純文学とライトノベルの違い

憑木影

備忘録

そもそも、この極東の島国ではどのように文学というものが発生したのだろうか。

明治とともに、近代文学というものが生じてくる。

それは、他のものと同じように海外の模倣からはじまった。

19世紀当時の海外では、近代というエピステーメの中で、ミシェル・フーコーのいうにんげんという概念が発明されたところであった。

そして、そのにんげんという新たに発明された概念をめぐる言説のひとつとして、小説というものが生み出される。

明治期において、江戸期に語られていた伝奇物語と区別するために、「純」文学という形式が導入され、それはまさに「にんげん」という19世紀のエピステーメーにより発明された概念を巡る言説であった。


さて、20世紀以降、海外ではミシェル・フーコーが語るようににんげんという概念が終焉をむかえる。

小説家としては、ウイリアム・バロウズ、ジェイムズ・ジョイス、サミュエル・ベケットという作家達がにんげんという概念をのりこえようとした試みを作品として発表していく。

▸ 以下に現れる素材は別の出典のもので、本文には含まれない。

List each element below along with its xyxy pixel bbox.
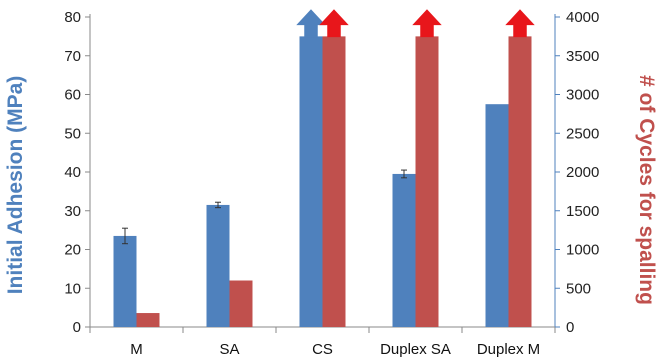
cycles-bar-2 [322,36,346,327]
y-axis-left-tick-label: 20 [64,242,81,259]
y-axis-right-tick-label: 3000 [566,87,599,104]
y-axis-right-tick-label: 500 [566,280,591,297]
x-axis-tick-label: M [130,341,143,358]
y-axis-left-tick-label: 80 [64,9,81,26]
adhesion-bar-1 [206,204,230,327]
y-axis-left-tick-label: 70 [64,48,81,65]
cycles-bar-4 [508,36,532,327]
y-axis-right-tick-label: 2000 [566,164,599,181]
adhesion-bar-0 [113,235,137,327]
y-axis-right-tick-label: 3500 [566,48,599,65]
adhesion-bar-2 [299,36,323,327]
adhesion-bar-3 [392,173,416,327]
y-axis-left-label: Initial Adhesion (MPa) [4,76,27,295]
y-axis-right-tick-label: 2500 [566,125,599,142]
x-axis-tick-label: Duplex SA [380,341,451,358]
adhesion-bar-4 [485,104,509,327]
bars [113,9,535,327]
cycles-arrow-icon [319,9,349,38]
y-axis-left-tick-label: 30 [64,203,81,220]
y-axis-left-tick-label: 40 [64,164,81,181]
y-axis-right-tick-label: 4000 [566,9,599,26]
x-axis-tick-label: Duplex M [477,341,540,358]
y-axis-right-tick-label: 1000 [566,242,599,259]
cycles-bar-3 [415,36,439,327]
x-axis-tick-label: SA [219,341,239,358]
labels: 0 10 20 30 40 50 60 70 80 0 500 1000 1500 2000 2500 300… [64,9,599,358]
y-axis-right-label: # of Cycles for spalling [635,75,658,305]
y-axis-right-tick-label: 0 [566,319,574,336]
adhesion-arrow-icon [296,9,326,38]
y-axis-left-tick-label: 50 [64,125,81,142]
y-axis-right-tick-label: 1500 [566,203,599,220]
cycles-bar-0 [136,313,160,327]
cycles-arrow-icon [412,9,442,38]
cycles-bar-1 [229,280,253,327]
y-axis-left-tick-label: 10 [64,280,81,297]
cycles-arrow-icon [505,9,535,38]
x-axis-tick-label: CS [312,341,333,358]
y-axis-left-tick-label: 60 [64,87,81,104]
y-axis-left-tick-label: 0 [73,319,81,336]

そしてそれは、様々な議論をよび現代作家たちに受け継がれていった。


一方、この極東の島国ではどうであったろうか。

この島国には、明治期に輸入された「にんげん」という概念をめぐる言説から一歩たりとも踏み出さなかった。

この島国の作家たちは保身のため、死に物狂いでガラパゴス化した「純」文学という形式を守りつづけた。

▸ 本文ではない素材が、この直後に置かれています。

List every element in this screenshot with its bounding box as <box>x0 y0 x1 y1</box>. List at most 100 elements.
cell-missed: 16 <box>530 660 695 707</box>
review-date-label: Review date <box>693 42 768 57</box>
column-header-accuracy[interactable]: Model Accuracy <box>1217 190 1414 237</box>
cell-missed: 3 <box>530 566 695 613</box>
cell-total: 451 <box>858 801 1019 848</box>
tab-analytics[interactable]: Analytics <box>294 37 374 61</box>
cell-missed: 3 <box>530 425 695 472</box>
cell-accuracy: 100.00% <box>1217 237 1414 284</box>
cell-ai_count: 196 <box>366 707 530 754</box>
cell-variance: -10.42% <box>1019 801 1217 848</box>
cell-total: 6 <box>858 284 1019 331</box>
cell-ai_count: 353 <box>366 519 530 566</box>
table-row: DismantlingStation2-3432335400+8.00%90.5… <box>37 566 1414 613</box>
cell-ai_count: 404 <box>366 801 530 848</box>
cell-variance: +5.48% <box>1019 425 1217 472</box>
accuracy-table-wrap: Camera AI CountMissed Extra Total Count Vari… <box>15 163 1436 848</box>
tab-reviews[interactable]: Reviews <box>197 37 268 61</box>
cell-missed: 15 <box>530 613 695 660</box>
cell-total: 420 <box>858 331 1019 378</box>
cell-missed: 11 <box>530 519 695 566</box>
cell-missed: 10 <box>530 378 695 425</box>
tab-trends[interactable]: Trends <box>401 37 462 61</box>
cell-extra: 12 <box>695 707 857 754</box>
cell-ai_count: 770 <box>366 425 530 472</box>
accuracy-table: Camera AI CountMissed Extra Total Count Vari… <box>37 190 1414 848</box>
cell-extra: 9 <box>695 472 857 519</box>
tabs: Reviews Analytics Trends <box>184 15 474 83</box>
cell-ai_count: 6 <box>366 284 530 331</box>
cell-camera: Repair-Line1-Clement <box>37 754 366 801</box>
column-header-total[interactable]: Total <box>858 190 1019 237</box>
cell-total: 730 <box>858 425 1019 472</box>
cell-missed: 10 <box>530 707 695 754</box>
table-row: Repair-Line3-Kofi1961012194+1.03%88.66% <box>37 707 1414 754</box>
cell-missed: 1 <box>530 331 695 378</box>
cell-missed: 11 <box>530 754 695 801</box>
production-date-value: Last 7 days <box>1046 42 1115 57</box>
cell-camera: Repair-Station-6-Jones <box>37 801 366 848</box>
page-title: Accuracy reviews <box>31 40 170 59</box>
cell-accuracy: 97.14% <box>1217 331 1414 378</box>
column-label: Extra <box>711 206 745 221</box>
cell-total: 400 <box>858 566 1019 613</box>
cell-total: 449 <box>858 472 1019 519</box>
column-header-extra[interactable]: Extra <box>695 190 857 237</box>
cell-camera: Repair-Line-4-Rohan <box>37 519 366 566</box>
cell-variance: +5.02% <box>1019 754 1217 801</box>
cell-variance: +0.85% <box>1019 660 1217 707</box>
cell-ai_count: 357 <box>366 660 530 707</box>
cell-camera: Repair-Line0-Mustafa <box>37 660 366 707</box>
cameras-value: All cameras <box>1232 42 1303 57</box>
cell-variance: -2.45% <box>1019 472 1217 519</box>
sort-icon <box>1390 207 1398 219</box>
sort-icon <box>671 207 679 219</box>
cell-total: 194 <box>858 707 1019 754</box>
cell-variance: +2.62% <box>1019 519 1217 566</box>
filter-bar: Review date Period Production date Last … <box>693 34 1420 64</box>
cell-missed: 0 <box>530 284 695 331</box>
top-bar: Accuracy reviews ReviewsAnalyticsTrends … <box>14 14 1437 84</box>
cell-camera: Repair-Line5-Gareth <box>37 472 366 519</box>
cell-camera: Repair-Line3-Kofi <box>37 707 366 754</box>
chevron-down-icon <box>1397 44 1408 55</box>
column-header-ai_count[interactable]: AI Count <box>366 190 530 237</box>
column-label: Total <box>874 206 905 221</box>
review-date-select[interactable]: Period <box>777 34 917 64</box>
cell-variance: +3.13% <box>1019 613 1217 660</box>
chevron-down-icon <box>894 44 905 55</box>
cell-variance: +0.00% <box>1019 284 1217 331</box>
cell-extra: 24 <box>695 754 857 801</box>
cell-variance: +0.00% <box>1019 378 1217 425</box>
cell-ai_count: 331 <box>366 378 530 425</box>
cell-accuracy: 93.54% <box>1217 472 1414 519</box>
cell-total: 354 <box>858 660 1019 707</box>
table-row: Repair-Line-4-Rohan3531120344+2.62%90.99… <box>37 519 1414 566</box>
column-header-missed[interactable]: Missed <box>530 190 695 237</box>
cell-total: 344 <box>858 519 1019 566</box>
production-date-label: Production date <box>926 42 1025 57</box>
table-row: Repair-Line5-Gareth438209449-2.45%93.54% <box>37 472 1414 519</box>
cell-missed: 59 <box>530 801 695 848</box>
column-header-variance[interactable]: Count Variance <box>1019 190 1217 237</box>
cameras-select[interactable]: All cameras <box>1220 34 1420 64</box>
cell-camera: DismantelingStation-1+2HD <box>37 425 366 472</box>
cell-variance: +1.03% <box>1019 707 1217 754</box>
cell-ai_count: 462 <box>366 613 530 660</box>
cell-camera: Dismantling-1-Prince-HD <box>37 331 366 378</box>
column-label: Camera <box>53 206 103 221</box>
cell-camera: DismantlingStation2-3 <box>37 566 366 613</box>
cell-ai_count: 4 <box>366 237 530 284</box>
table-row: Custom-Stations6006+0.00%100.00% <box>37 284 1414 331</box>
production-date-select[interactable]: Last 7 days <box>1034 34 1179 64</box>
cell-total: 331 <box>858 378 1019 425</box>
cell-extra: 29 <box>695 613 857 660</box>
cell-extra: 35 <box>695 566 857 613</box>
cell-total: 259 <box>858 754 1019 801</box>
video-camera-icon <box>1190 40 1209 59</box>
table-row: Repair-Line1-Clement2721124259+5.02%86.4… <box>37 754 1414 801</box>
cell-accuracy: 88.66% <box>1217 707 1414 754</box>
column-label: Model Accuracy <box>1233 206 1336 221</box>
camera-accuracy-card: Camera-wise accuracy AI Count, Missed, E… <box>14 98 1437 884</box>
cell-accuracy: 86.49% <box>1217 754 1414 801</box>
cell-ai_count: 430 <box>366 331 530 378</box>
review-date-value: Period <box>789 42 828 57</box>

だから純文学は世界に類をみない、この島国独特かつ珍妙なトラディッショナル文学となった。

誰にとっても意味をなさない規約を遵守し、バロウズがある意味死んだ言葉、ゾンビの言葉と呼んだような形式を死守しながら存続していく形骸化した廃墟。

それが、純文学といえる。


ライトノベルはそうした規約から逃れることができる、表現形式だといえる。

つまり生きた言葉の現前として、この島国で失われた文学への道を唯一繋ぎ止める形式がライトノベルだといえるだろう。